Emilie Carlsson, Marketing Manager at MediaTek Labs, whom which I met on my plane heading back home, told how the initiative first started: “In the beginning the Net Girls got together to make the environment more secure because the men where hitting on them all the time sending sexist comments. At a conference with 80 people, there was a Ted Talk and I had a talk myself. A question I got was: are you married? You are very pretty, so if not I will marry you. My first thought was: what am I wearing? Something that has encouraged them to say so? This would never have been acceptable to say to a man. And I think it is even harder for younger women, because you don’t know where the limits should lie and how to react”.
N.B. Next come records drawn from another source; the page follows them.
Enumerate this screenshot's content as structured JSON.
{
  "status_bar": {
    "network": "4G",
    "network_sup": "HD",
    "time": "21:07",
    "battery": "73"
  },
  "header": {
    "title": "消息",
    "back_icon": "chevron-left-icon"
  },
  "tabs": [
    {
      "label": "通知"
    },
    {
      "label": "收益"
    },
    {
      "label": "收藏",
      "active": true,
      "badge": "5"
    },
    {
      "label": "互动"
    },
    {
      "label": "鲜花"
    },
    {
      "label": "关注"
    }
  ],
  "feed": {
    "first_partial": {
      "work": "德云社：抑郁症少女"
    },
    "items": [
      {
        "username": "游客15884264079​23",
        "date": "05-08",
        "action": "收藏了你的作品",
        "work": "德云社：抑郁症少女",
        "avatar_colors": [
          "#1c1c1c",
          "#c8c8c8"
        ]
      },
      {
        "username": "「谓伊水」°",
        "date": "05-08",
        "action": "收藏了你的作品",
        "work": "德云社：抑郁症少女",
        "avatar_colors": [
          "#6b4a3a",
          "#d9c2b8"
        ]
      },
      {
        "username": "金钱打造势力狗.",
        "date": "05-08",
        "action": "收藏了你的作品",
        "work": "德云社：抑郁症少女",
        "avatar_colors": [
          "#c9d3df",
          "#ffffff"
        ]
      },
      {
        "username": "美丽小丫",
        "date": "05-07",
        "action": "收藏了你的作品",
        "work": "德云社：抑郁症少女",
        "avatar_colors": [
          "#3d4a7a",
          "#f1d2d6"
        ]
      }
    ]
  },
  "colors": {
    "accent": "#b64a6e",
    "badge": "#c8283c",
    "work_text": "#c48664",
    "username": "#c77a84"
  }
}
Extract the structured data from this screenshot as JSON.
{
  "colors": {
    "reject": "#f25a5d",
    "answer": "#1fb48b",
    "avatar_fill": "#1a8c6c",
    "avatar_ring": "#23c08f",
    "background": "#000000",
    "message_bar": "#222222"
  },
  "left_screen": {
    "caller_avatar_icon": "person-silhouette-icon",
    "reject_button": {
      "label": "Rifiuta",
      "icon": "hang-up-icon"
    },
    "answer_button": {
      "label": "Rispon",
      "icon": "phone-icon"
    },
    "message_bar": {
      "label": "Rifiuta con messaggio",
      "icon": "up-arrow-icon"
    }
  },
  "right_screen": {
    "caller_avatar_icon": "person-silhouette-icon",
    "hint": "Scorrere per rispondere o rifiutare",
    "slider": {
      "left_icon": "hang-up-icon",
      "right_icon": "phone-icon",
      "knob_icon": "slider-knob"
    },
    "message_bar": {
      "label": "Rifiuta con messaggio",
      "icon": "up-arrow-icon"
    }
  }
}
Like me, Emilie had also been exhibiting at the Web SUMMIT and she had been busy talking with thousands of people at the MediaTek booth. Still, she had noticed there were no female speakers at the Machine SUMMIT stage this year. There might be something to the “mentor” message. As there are so few women in the tech space it is our job to be visible and speak up. Thus we need to celebrate all the great initiatives and support each other when we do so!
On 12 November, Girl Geek Dinners in my hometown Trondheim celebrates its one-year anniversary. GGD Trondheim has managed to build a society that one year later has inspired more than 400 girl geeks, which is quite good relative to the size of the city.
As a tech female I have experienced lots of strong and brave women speaking up at conferences and in the innovation space, and the females are growing in numbers year by year. I believe we should celebrate anyone that accomplishes great stuff in the tech community, be it a man or a woman. However, I feel sure that the female communities help build stronger ties and support between women entering the tech space, thus growing stronger day by day. It is all about supporting and encouraging girls when they think tech is fun, and we need more of it – much more!